Hamujesz przed fotoradarem i przyspieszasz tuż za nim? Złapią Cię dodatkowe kamery - Motogen.pl

Obok stałego fotoradaru, w zmiennym miejscu na odcinku 1 km, stanie też drugi fotoradar wyłapujący cwanych kierowców.

Władze hiszpańskiego regionu Navarra zwróciły uwagę na niebezpieczną sytuację popularną wśród kierowców. Ci, którzy wiedzą o fotoradarach zamontowanych w stałych miejscach, zwalniają tuż przed obiektywem, przejeżdżają z legalną prędkością, po czym ponownie przyspieszają.

W ten sposób nie tylko fotoradary są nieskuteczne w redukowaniu prędkości (a jak mówi wielu Hiszpanów – nieskuteczne w nabijaniu budżetu), ale dodatkowo powstają niebezpieczne sytuacje drogowe związane z nagłym hamowaniem i przyspieszeniem.

Władze rozwiązują ten problem w sposób genialny w swojej prostocie. W towarzystwie stałego fotoradaru stanie też drugi mobilny. Ta druga kamera umieszczona będzie nieopodal, w miejscu oddalonym do 1 kilometra. Miejsce zamontowania mobilnego fotoradaru może być zmieniane, raz przed fotoradarem stałym, a raz za nim – tak, aby kierowcy byli zmuszeni do wolniejszej jazdy nie tylko na chwilę.

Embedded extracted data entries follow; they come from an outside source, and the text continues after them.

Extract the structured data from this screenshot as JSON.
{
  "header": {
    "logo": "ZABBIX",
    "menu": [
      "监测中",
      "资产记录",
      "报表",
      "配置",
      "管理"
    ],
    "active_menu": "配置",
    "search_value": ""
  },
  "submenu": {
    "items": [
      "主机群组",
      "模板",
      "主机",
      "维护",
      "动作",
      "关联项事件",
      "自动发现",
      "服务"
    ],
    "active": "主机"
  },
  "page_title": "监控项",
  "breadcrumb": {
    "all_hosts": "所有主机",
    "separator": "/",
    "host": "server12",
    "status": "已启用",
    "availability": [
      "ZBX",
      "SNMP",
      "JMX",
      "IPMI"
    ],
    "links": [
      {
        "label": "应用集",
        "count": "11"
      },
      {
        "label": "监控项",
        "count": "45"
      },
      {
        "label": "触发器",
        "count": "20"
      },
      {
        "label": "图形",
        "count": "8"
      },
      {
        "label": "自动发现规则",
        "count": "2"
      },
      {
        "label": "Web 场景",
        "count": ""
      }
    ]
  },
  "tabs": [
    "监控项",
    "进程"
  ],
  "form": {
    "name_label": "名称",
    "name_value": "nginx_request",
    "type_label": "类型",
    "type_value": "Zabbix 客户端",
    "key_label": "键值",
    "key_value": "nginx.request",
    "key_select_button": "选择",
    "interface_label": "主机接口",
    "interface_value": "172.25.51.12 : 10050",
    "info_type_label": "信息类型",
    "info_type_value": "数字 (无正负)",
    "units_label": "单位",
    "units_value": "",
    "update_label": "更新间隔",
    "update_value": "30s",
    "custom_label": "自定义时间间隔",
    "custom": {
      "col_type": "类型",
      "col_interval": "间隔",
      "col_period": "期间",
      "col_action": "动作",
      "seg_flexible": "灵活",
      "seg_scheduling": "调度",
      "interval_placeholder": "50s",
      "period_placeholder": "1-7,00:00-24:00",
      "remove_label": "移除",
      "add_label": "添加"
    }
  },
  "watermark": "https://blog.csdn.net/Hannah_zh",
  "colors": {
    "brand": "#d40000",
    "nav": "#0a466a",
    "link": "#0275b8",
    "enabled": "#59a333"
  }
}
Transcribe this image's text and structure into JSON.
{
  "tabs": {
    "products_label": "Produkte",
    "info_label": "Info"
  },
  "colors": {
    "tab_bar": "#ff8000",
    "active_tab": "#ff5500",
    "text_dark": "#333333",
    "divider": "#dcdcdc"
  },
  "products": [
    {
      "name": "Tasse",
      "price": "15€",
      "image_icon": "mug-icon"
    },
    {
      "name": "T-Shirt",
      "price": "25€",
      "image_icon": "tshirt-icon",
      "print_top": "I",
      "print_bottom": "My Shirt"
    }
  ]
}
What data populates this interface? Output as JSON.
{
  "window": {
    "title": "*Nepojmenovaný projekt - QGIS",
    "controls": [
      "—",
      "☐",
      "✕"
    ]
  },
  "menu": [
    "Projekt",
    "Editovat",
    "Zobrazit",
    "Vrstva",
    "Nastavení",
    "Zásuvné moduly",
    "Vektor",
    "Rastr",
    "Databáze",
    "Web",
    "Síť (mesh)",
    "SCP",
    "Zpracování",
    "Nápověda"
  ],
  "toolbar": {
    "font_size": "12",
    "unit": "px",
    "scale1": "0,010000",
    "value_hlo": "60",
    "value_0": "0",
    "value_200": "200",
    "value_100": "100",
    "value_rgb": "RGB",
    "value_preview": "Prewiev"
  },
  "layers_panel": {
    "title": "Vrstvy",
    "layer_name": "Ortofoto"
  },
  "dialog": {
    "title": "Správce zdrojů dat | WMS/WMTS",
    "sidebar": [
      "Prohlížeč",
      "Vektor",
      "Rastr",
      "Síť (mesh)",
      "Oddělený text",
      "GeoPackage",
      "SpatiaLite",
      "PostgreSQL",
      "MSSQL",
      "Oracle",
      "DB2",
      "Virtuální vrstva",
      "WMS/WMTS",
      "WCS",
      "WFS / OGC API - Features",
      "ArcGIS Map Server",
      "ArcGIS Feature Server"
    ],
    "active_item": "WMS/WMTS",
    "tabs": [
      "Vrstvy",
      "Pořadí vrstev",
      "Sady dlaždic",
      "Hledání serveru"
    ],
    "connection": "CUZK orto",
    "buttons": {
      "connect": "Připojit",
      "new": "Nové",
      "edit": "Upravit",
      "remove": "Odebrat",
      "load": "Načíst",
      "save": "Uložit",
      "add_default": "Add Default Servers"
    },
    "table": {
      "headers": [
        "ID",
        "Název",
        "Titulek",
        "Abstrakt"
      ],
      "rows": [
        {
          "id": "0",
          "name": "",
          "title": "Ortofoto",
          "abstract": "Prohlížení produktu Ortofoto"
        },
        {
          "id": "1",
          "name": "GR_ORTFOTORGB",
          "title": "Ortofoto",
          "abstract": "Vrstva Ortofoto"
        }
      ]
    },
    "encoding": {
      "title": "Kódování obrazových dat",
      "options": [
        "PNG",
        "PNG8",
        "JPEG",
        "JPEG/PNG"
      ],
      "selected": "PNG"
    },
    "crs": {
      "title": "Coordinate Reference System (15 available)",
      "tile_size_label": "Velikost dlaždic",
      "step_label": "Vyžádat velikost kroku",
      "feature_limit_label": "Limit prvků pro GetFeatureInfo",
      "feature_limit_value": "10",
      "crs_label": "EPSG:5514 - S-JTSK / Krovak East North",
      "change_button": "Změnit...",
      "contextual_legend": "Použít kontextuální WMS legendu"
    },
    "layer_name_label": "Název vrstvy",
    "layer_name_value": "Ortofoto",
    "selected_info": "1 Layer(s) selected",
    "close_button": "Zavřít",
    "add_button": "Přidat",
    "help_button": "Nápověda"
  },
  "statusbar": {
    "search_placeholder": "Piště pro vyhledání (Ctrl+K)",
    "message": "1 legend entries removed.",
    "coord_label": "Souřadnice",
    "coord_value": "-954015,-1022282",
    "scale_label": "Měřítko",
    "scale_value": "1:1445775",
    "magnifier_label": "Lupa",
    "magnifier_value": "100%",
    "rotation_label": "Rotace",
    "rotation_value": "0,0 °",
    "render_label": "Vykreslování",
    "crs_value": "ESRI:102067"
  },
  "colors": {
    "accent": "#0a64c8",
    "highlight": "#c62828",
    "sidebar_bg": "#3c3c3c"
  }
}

System podwójnych fotoradarów testowany był w regionie Navarra w ostatnich latach, a teraz powoli zaczyna wchodzić do właściwej służby.

Podwójne fotoradary także w Polsce?

Systemem z Hiszpanii zaczynają mocno interesować się władze w Wielkiej Brytanii. Ale pytanie brzmi, czy takie rozwiązanie trafi także do Polski? Na obecną chwilę nic na to nie wskazuje. A nawet jeżeli, to polskie prawo nakazuje wyraźne oznaczenie lokalizacji fotoradarów stałych (żółte malowanie urządzenia oraz odpowiednie oznakowanie), a więc umieszczanie dodatkowego urządzenia mobilnego wymagałoby modyfikacji prawa.

Wspomnieć jednak należy, że w Polsce testowane były już podobne rozwiązania „podwójnego” fotoradaru. Założenie było jednak zgoła inne, bo chodziło o zainstalowanie drugiej kamery, która poza zdjęciem od przodu, wykonywała także zdjęcie od tyłu. Szczególnie w celu identyfikacji jednośladów. Taki system testowano nawet w kilku lokalizacjach (w tym Warszawa), ale nie wiadomo, aby miał wejść do użytku na stałe.